Антон сделал несколько быстрых шагов и открыл дверь. Заиграл знакомый мотив. «Вперед, сыны Отечества!»
Магазинчик, представлявший собой миниатюрный убогий закуток с единственным прилавком, наполненным в основном столовыми принадлежностями, казался естественным продолжением вымершего переулка. Воздух затхлый, заплесневелый. Стена напротив прилавка завешана платьями и сорочками, пиджаками и жилетками десятых, двадцатых и тридцатых годов нашего века. Все это, видно, хранилось в сундуках каких-то особо бережливых бабушек. Еще он успел разглядеть полку с фарфором и подсвечниками.
– Магазин закрывается.
Продавец действительно был похож на волка. Какой-то едва уловимый хищный блеск в глазах под белесыми бровями. И эта странная шея, будто на нее наложен гипс.
Продавец вынырнул тихо и незаметно откуда-то сбоку. И Полежаев теперь в тусклом свете старинной хрустальной люстры заметил, что в глубине закутка имеются две двери.
– Магазин закрывается, – повторил безразличным голосом продавец, но и сквозь это безразличие прорывалось презрение к покупателю.
– Дело в том… – начал писатель.
Но тот его перебил:
– Вы разве не поняли? Магазин закрывается. Приходите завтра. – В руках он держал табличку «Магазин закрыт».
– Меня прислала Патрисия Фабр! – выпалил Антон.
Лицо волка сразу изменилось: челюсть, что называется, отвалилась, а верхняя губа поползла к носу. Так улыбаются волки и некоторые продавцы.

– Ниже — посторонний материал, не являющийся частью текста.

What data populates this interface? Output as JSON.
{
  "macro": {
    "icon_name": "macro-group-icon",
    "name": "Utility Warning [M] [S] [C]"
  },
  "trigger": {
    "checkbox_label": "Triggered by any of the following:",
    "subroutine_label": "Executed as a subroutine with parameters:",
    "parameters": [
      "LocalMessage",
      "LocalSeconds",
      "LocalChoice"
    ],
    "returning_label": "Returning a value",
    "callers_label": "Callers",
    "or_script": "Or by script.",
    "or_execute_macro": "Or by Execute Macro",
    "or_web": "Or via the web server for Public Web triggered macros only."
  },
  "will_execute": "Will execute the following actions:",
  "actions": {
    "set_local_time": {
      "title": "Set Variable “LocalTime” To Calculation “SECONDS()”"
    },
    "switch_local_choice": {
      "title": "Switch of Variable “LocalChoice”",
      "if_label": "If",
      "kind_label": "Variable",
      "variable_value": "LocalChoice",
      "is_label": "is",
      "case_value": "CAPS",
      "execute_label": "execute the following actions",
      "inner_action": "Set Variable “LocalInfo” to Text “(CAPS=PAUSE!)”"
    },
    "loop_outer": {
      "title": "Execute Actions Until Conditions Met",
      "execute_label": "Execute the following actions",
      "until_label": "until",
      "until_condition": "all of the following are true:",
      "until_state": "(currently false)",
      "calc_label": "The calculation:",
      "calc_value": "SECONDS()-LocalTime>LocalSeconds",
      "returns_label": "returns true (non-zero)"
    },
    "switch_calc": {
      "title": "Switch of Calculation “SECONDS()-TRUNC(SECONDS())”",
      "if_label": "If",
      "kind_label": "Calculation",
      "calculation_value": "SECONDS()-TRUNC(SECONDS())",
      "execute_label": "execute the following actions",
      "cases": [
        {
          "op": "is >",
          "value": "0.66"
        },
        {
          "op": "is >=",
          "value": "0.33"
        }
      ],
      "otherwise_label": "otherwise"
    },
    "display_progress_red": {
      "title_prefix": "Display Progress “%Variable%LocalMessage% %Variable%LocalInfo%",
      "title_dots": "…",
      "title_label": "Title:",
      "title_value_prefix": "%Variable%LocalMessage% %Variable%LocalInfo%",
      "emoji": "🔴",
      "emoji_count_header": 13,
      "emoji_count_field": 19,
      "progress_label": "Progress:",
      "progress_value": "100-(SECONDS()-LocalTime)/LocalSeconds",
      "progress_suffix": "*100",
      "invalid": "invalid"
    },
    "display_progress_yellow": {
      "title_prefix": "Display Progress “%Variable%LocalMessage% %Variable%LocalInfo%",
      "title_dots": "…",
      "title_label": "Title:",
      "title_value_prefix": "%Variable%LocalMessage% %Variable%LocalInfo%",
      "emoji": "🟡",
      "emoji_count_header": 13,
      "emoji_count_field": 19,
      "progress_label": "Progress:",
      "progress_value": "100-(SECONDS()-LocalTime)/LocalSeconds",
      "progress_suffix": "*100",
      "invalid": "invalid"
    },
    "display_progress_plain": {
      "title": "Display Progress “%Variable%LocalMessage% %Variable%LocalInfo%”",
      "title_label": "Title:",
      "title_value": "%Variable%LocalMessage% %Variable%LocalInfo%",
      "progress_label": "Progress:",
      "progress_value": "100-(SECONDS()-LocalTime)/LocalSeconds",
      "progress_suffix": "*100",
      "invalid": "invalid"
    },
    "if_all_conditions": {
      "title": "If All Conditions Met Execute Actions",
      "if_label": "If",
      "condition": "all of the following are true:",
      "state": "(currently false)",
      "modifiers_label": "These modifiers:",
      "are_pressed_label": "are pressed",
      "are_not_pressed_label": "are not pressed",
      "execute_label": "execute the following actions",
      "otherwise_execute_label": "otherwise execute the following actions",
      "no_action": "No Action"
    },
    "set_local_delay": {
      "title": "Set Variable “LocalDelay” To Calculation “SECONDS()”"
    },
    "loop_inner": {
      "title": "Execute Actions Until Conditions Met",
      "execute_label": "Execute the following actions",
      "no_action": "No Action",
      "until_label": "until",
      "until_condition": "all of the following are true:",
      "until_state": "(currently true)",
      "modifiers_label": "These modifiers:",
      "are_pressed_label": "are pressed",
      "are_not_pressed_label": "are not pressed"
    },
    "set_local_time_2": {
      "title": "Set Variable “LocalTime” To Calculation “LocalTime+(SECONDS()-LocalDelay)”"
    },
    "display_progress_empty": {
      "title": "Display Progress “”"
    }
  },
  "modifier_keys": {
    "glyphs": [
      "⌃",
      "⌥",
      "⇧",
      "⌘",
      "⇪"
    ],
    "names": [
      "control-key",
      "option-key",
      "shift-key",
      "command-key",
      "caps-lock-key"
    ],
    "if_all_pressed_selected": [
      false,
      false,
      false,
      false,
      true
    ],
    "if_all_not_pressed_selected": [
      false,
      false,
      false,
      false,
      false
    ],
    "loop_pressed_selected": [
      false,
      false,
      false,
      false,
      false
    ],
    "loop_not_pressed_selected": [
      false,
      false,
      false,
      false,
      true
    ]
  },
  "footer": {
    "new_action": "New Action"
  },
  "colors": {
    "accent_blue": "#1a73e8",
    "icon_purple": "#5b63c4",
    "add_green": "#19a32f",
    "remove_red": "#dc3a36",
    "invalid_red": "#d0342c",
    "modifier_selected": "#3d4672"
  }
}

– С этого надо было начинать.
– Я хочу взглянуть на гильотину.
– Одну секундочку! – засуетился тот. – Я только повешу на дверь табличку, чтобы нам не помешали!
Он вышел из-за прилавка и бочком протиснулся к входной двери. В закутке было непросто разминуться человеку с человеком, а тем более – с волком.
Запираться хозяин не стал, только повесил табличку. Видно, все-таки рассчитывал на быстрый уход посетителя, а может, преследовал еще какую-нибудь цель. Во всяком случае, Антону было так спокойней, с незапертой дверью. Ведь , за ней – Еремин.
– Сюда, пожалуйста! – Продавец открыл перед ним одну из двух дверей в глубине магазинчика.
Они прошли в такой же примерно закуток, служивший, по-видимому, комнатой, в которой принимался на комиссию товар. Она была обставлена могучей мебелью сталинских времен. Такая, наверно, стояла в кабинетах наркомов.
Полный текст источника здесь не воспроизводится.